Assume that we have a random variable $Z = X + Y$ for $X$ and $Y$ independent. Then if w use two independent data-sets $D_1$ and $D_2$ to try and approximate the distribution of $Z$, i.e. $$p(Z|D_1,D_2)$$
If we use the fact that $X$ and $Y$ are independent then we have apply bayes theorem and rearrange stuff to get:
$$ p(Z\mid D_1,D_2)=p(X + Y\mid D_1,D_2) = p(X\mid D_1,D_2) \ast p(Y\mid D_1,D_2) $$ $$ \propto [p(X\mid D_1)p(X\mid D_2))]\ast [p(Y\mid D_1)p(Y\mid D_2)] $$
However, if we ignore the fact that $X$ and $Y$ are independent (or we don't know) then we can similarly derive the expression:
$$ p(Z\mid D_1,D_2)\propto p(Z\mid D_1)p(Z\mid D_2) $$ the independence of $X$ and $Y$ then mean that this last line would be equal to $$ [p(X\mid D_1) \ast p(Y\mid D_1)][p(X\mid D_2) \ast p(Y\mid D_2)] $$
But if for example we are dealing with normal distributions the convolutions just adds the means and variances of the various distributions.
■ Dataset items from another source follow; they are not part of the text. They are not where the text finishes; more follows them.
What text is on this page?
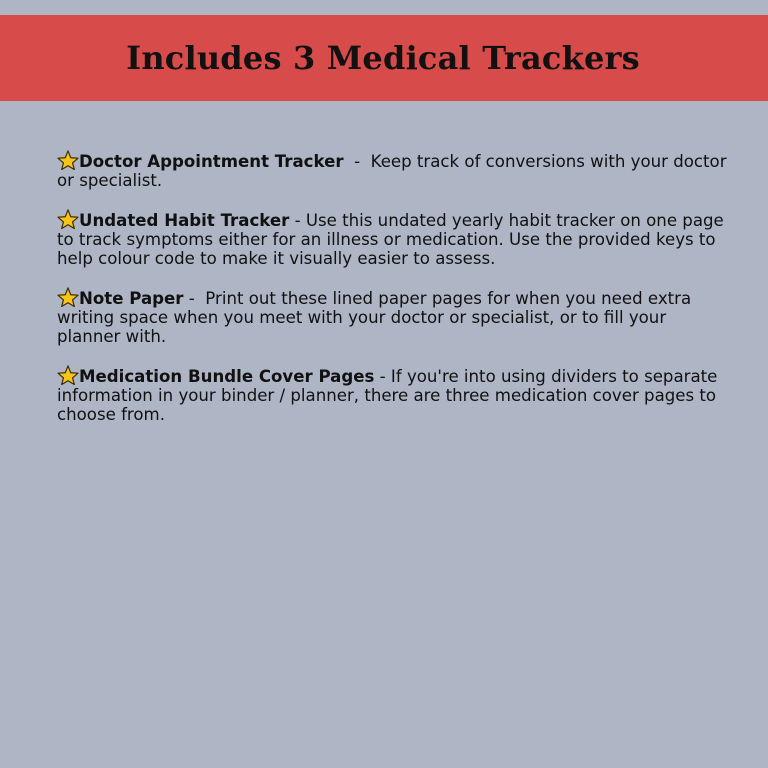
Includes 3 Medical Trackers

Doctor Appointment Tracker  -  Keep track of conversions with your doctor or specialist.

Undated Habit Tracker - Use this undated yearly habit tracker on one page to track symptoms either for an illness or medication. Use the provided keys to help colour code to make it visually easier to assess.

Note Paper -  Print out these lined paper pages for when you need extra writing space when you meet with your doctor or specialist, or to fill your planner with.

Medication Bundle Cover Pages - If you're into using dividers to separate information in your binder / planner, there are three medication cover pages to choose from.
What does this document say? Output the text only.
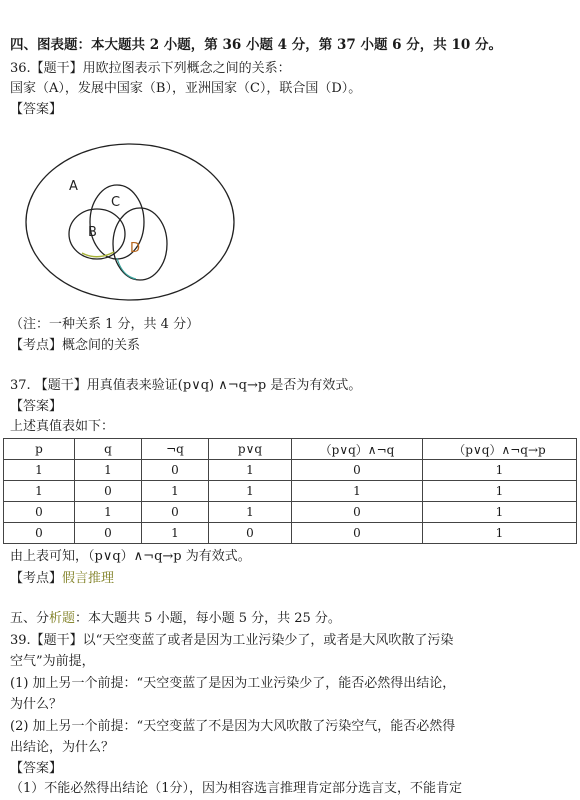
四、图表题：本大题共 2 小题，第 36 小题 4 分，第 37 小题 6 分，共 10 分。
36.【题干】用欧拉图表示下列概念之间的关系：
国家（A），发展中国家（B），亚洲国家（C），联合国（D）。
【答案】
A
C
B
D
（注：一种关系 1 分，共 4 分）
【考点】概念间的关系
37. 【题干】用真值表来验证(p∨q) ∧¬q→p 是否为有效式。
【答案】
上述真值表如下：
p	q	¬q	p∨q	（p∨q）∧¬q	（p∨q）∧¬q→p
1	1	0	1	0	1
1	0	1	1	1	1
0	1	0	1	0	1
0	0	1	0	0	1
由上表可知，（p∨q）∧¬q→p 为有效式。
【考点】假言推理
五、分析题：本大题共 5 小题，每小题 5 分，共 25 分。
39.【题干】以“天空变蓝了或者是因为工业污染少了，或者是大风吹散了污染
空气”为前提，
(1) 加上另一个前提：“天空变蓝了是因为工业污染少了，能否必然得出结论，
为什么？
(2) 加上另一个前提：“天空变蓝了不是因为大风吹散了污染空气，能否必然得
出结论，为什么？
【答案】
（1）不能必然得出结论（1分），因为相容选言推理肯定部分选言支，不能肯定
Hence in the first case we would be essentially taking a weighted average of the predictions for $X$ form $D_1$ and $D_2$ and similarly for $Y$ and then adding these two new predictions together. But in the second case we take a weighted average of the full predictions for $Z$ and the $X$ and $Y$ parts essentially get lumped together. As far as I can tell these two formulae would give different results in practise.
So my questions are:
1) Are the above formulations correct? and is either 'right' or 'wrong' as an approach to the analysis
2) If we don't know whether $X$ and $Y$ are independent but they are, will the second formulation give the same thing as the first where we assume independence?